A possibilidade de que Espanha e França viessem a se unir sob a mesma Coroa assustou os demais países europeus. Essa mudança de atitude permitiu que o imperador Habsburgo, do Sacro Império, atraísse a Inglaterra e a
Holanda para uma aliança contra os Bourbon. Em 1702, os três Estados deram início às hostilidades contra a
França e a Espanha, desencadeando a Guerra de Sucessão da Espanha.
A guerra prolongou-se por vários anos, levando ambos os lados ao esgotamento. A paz foi negociada a partir de
1713 pelos tratados de Utrecht e de Ramstadt. Segundo os acordos, Filipe de Anjou foi confirmado no trono da
Espanha, com a condição de que esse país e a França jamais se unissem; a Inglaterra obteve Gibraltar e Minorca
da Espanha e recebeu da França os territórios da Terra Nova e da Nova Escócia, localizados na América do Norte.
A Inglaterra foi, sem dúvida, a principal beneficiária do conflito, que marcou também o período de declínio da
Espanha. Além dos territórios, os ingleses conquistaram o monopólio do tráfico de escravos para as colônias
espanholas da América e o direito de enviar, anualmente, para essa região, um navio com mercadorias, o chamado navio de permissão. Esse direito abriria uma brecha por meio da qual a Inglaterra realizaria lucrativo contrabando nos domínios espanhóis.

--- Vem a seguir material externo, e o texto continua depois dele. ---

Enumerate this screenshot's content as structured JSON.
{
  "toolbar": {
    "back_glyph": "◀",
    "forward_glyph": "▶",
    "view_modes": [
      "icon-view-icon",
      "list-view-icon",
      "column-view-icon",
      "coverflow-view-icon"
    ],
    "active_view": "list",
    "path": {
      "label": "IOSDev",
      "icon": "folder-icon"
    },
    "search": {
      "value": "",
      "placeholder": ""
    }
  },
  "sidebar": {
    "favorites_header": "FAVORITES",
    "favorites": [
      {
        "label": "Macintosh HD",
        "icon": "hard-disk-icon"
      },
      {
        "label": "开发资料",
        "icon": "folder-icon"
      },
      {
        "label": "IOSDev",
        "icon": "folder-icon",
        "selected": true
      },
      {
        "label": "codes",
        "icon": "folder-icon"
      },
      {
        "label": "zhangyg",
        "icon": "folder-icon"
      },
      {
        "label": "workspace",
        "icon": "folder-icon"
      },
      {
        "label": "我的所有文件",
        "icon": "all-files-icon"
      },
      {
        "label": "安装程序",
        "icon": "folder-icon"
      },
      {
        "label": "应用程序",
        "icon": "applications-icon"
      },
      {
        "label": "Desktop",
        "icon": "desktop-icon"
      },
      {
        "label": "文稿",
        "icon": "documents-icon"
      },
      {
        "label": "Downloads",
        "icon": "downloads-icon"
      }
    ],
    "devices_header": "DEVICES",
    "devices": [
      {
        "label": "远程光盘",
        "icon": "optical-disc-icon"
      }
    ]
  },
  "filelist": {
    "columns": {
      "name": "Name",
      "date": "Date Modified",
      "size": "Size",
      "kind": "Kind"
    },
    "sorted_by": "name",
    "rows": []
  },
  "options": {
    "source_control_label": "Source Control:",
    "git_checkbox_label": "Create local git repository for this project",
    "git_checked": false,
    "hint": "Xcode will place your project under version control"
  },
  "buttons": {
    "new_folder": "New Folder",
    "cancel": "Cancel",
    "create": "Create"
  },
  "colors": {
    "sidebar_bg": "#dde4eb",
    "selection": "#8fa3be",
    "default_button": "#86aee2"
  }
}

A supremacia inglesa na Europa e no mundo seria confirmada pela Guerra dos Sete Anos (1756-1763). Nesse conflito, os ingleses aliaram-se à Prússia, região do Sacro Império Romano-Germânico que havia se tornado reino em
1701. Mais uma vez, o inimigo era a França, aliada agora à Áustria, à Rússia e à Espanha.

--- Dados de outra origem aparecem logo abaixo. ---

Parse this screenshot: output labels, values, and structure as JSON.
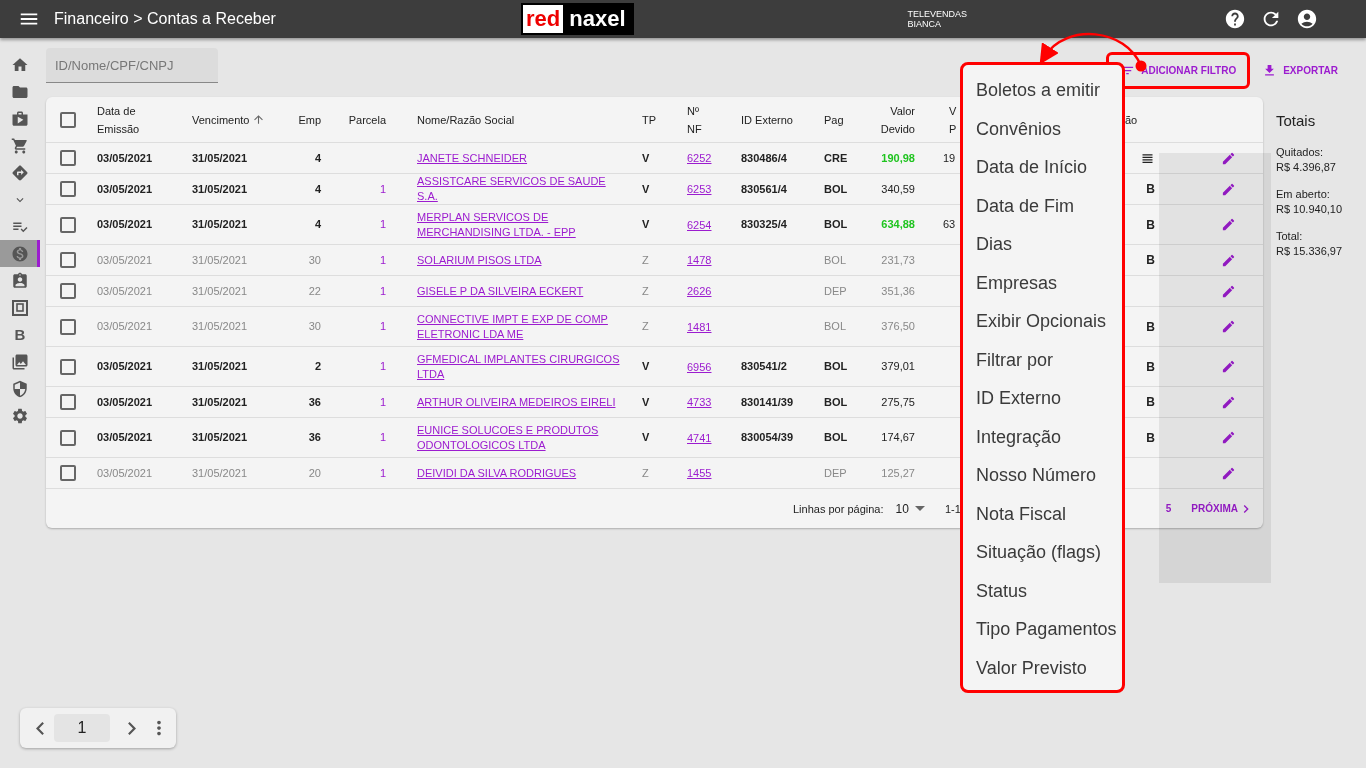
{
  "topbar": {
    "title": "Financeiro > Contas a Receber",
    "logo": {
      "left": "red",
      "right": "naxel"
    },
    "user": {
      "team": "TELEVENDAS",
      "name": "BIANCA"
    }
  },
  "sidebar": {
    "items": [
      {
        "kind": "icon",
        "selected": false
      },
      {
        "kind": "icon",
        "selected": false
      },
      {
        "kind": "icon",
        "selected": false
      },
      {
        "kind": "icon",
        "selected": false
      },
      {
        "kind": "icon",
        "selected": false
      },
      {
        "kind": "icon",
        "selected": false
      },
      {
        "kind": "icon",
        "selected": false
      },
      {
        "kind": "icon",
        "selected": true
      },
      {
        "kind": "icon",
        "selected": false
      },
      {
        "kind": "icon",
        "selected": false
      },
      {
        "kind": "text",
        "label": "B",
        "selected": false
      },
      {
        "kind": "icon",
        "selected": false
      },
      {
        "kind": "icon",
        "selected": false
      },
      {
        "kind": "icon",
        "selected": false
      }
    ]
  },
  "search": {
    "placeholder": "ID/Nome/CPF/CNPJ"
  },
  "actions": [
    {
      "label": "ADICIONAR FILTRO",
      "kind": "filter",
      "highlighted": true
    },
    {
      "label": "EXPORTAR",
      "kind": "export",
      "highlighted": false
    }
  ],
  "table": {
    "select_all_checked": false,
    "columns": [
      {
        "label": "Data de\nEmissão",
        "sorted": false
      },
      {
        "label": "Vencimento",
        "sorted": true
      },
      {
        "label": "Emp",
        "sorted": false
      },
      {
        "label": "Parcela",
        "sorted": false
      },
      {
        "label": "Nome/Razão Social",
        "sorted": false
      },
      {
        "label": "TP",
        "sorted": false
      },
      {
        "label": "Nº\nNF",
        "sorted": false
      },
      {
        "label": "ID Externo",
        "sorted": false
      },
      {
        "label": "Pag",
        "sorted": false
      },
      {
        "label": "Valor\nDevido",
        "sorted": false
      },
      {
        "label": "V\nP",
        "sorted": false
      },
      {
        "label": "ão",
        "sorted": false
      }
    ],
    "rows": [
      {
        "checked": false,
        "emissao": "03/05/2021",
        "vencimento": "31/05/2021",
        "emp": "4",
        "parcela": "",
        "nome": "JANETE SCHNEIDER",
        "tp": "V",
        "nf": "6252",
        "id_externo": "830486/4",
        "pag": "CRE",
        "valor_devido": "190,98",
        "valor_previsto": "19",
        "paid": true,
        "inactive": false,
        "notes_icon": true
      },
      {
        "checked": false,
        "emissao": "03/05/2021",
        "vencimento": "31/05/2021",
        "emp": "4",
        "parcela": "1",
        "nome": "ASSISTCARE SERVICOS DE SAUDE S.A.",
        "tp": "V",
        "nf": "6253",
        "id_externo": "830561/4",
        "pag": "BOL",
        "valor_devido": "340,59",
        "paid": false,
        "inactive": false,
        "notes_icon": false,
        "flag": "B"
      },
      {
        "checked": false,
        "emissao": "03/05/2021",
        "vencimento": "31/05/2021",
        "emp": "4",
        "parcela": "1",
        "nome": "MERPLAN SERVICOS DE MERCHANDISING LTDA. - EPP",
        "tp": "V",
        "nf": "6254",
        "id_externo": "830325/4",
        "pag": "BOL",
        "valor_devido": "634,88",
        "valor_previsto": "63",
        "paid": true,
        "inactive": false,
        "notes_icon": false,
        "flag": "B"
      },
      {
        "checked": false,
        "emissao": "03/05/2021",
        "vencimento": "31/05/2021",
        "emp": "30",
        "parcela": "1",
        "nome": "SOLARIUM PISOS LTDA",
        "tp": "Z",
        "nf": "1478",
        "pag": "BOL",
        "valor_devido": "231,73",
        "paid": false,
        "inactive": true,
        "notes_icon": false,
        "flag": "B"
      },
      {
        "checked": false,
        "emissao": "03/05/2021",
        "vencimento": "31/05/2021",
        "emp": "22",
        "parcela": "1",
        "nome": "GISELE P DA SILVEIRA ECKERT",
        "tp": "Z",
        "nf": "2626",
        "pag": "DEP",
        "valor_devido": "351,36",
        "paid": false,
        "inactive": true,
        "notes_icon": false
      },
      {
        "checked": false,
        "emissao": "03/05/2021",
        "vencimento": "31/05/2021",
        "emp": "30",
        "parcela": "1",
        "nome": "CONNECTIVE IMPT E EXP DE COMP ELETRONIC LDA ME",
        "tp": "Z",
        "nf": "1481",
        "pag": "BOL",
        "valor_devido": "376,50",
        "paid": false,
        "inactive": true,
        "notes_icon": false,
        "flag": "B"
      },
      {
        "checked": false,
        "emissao": "03/05/2021",
        "vencimento": "31/05/2021",
        "emp": "2",
        "parcela": "1",
        "nome": "GFMEDICAL IMPLANTES CIRURGICOS LTDA",
        "tp": "V",
        "nf": "6956",
        "id_externo": "830541/2",
        "pag": "BOL",
        "valor_devido": "379,01",
        "paid": false,
        "inactive": false,
        "notes_icon": false,
        "flag": "B"
      },
      {
        "checked": false,
        "emissao": "03/05/2021",
        "vencimento": "31/05/2021",
        "emp": "36",
        "parcela": "1",
        "nome": "ARTHUR OLIVEIRA MEDEIROS EIRELI",
        "tp": "V",
        "nf": "4733",
        "id_externo": "830141/39",
        "pag": "BOL",
        "valor_devido": "275,75",
        "paid": false,
        "inactive": false,
        "notes_icon": false,
        "flag": "B"
      },
      {
        "checked": false,
        "emissao": "03/05/2021",
        "vencimento": "31/05/2021",
        "emp": "36",
        "parcela": "1",
        "nome": "EUNICE SOLUCOES E PRODUTOS ODONTOLOGICOS LTDA",
        "tp": "V",
        "nf": "4741",
        "id_externo": "830054/39",
        "pag": "BOL",
        "valor_devido": "174,67",
        "paid": false,
        "inactive": false,
        "notes_icon": false,
        "flag": "B"
      },
      {
        "checked": false,
        "emissao": "03/05/2021",
        "vencimento": "31/05/2021",
        "emp": "20",
        "parcela": "1",
        "nome": "DEIVIDI DA SILVA RODRIGUES",
        "tp": "Z",
        "nf": "1455",
        "pag": "DEP",
        "valor_devido": "125,27",
        "paid": false,
        "inactive": true,
        "notes_icon": false
      }
    ],
    "footer": {
      "rows_label": "Linhas por página:",
      "rows_value": "10",
      "range": "1-1",
      "page": "5",
      "next": "PRÓXIMA"
    }
  },
  "totals": {
    "title": "Totais",
    "items": [
      {
        "label": "Quitados:",
        "value": "R$ 4.396,87"
      },
      {
        "label": "Em aberto:",
        "value": "R$ 10.940,10"
      },
      {
        "label": "Total:",
        "value": "R$ 15.336,97"
      }
    ]
  },
  "filter_menu": {
    "items": [
      "Boletos a emitir",
      "Convênios",
      "Data de Início",
      "Data de Fim",
      "Dias",
      "Empresas",
      "Exibir Opcionais",
      "Filtrar por",
      "ID Externo",
      "Integração",
      "Nosso Número",
      "Nota Fiscal",
      "Situação (flags)",
      "Status",
      "Tipo Pagamentos",
      "Valor Previsto"
    ]
  },
  "pager": {
    "page": "1"
  }
}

O conflito estendeu-se para o Oriente e para a América do Norte, constituindo um primeiro ensaio de guerra
mundial. Terminou com a vitória da Inglaterra que, pelo Tratado de Paris (1763), arrebatou da França e da Espanha os territórios do Canadá e da Flórida e anexou a Índia a seu império em crescimento.
Essas conquistas coincidiram com o começo da Revolução Industrial, processo que teve início na Inglaterra na
segunda metade do século XVIII. Com as conquistas, os ingleses passaram a ter fácil acesso a fontes de matériasprimas, como o algodão indiano, do qual a nascente indústria têxtil do país tanto dependia. Além disso, estavam
assegurados à Inglaterra os mercados de consumo para os tecidos de algodão (e outros artigos), produzidos a
baixo custo pela indústria têxtil e lançados em quantidade cada vez maior no comércio internacional.